Extracting the loop into a function lets a plain return exit every level at once — no labels required:

function findValue(grid, target) {
  for (const row of grid) {
    for (const cell of row) {
      if (cell === target) return cell; // unwinds all loops
    }
  }
  return null;
}

console.log(findValue([[1, 2], [3, 4]], 4));

Output:

4

For array searches, built-in methods often remove the need for manual break entirely. find, some, and findIndex all short-circuit on the first match:

const numbers = [4, 8, 15, 16, 23, 42];

const firstEven = numbers.find((n) => n % 2 === 0);
const hasBig = numbers.some((n) => n > 40);

console.log(firstEven, hasBig);

Output:

4 true

Tip: You cannot break or continue out of an Array.prototype.forEach callback — it ignores both.
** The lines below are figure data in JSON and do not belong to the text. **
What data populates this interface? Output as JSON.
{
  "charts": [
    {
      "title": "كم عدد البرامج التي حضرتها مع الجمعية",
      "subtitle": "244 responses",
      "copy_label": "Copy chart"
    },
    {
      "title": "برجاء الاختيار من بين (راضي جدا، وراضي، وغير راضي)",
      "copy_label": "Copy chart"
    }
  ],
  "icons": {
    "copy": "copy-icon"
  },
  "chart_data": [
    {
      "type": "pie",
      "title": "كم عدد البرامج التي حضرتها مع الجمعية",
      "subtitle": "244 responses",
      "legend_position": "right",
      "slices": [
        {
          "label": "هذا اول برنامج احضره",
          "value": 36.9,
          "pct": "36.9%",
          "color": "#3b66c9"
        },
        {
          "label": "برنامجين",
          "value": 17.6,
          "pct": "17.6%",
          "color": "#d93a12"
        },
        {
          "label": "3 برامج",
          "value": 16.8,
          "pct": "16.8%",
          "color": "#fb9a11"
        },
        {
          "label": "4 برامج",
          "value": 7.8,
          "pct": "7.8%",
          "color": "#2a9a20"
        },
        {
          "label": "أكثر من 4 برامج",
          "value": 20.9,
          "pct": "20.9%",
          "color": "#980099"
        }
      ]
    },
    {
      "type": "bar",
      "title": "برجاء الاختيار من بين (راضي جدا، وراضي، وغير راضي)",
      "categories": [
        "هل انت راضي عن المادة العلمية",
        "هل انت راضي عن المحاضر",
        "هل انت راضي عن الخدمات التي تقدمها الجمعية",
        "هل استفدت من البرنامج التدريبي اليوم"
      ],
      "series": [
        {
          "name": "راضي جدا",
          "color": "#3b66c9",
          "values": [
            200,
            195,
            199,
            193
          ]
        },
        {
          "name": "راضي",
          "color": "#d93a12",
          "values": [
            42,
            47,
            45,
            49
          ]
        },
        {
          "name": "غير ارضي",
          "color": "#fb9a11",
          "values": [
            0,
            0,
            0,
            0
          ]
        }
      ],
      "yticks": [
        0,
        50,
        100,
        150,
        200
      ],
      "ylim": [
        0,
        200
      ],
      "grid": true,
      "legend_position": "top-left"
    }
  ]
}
If you need early exit, use a for...of loop or switch to find/some/every.

Best Practices

  • Use break to stop as soon as the answer is known; avoid pointless extra iterations.
  • Prefer continue over wrapping the whole loop body in an if to filter unwanted cases — it flattens nesting.
  • Reach for labels only for genuine nested-loop control flow, and give them descriptive names like outer or rows.
  • When a labeled break/continue makes code hard to read, extract the loops into a function and use return instead.
  • For array lookups, prefer find, some, every, or findIndex, which short-circuit and express intent clearly.
  • Remember that break inside a switch targets the switch, not the surrounding loop.
  • Never rely on break/continue inside forEach — they have no effect there.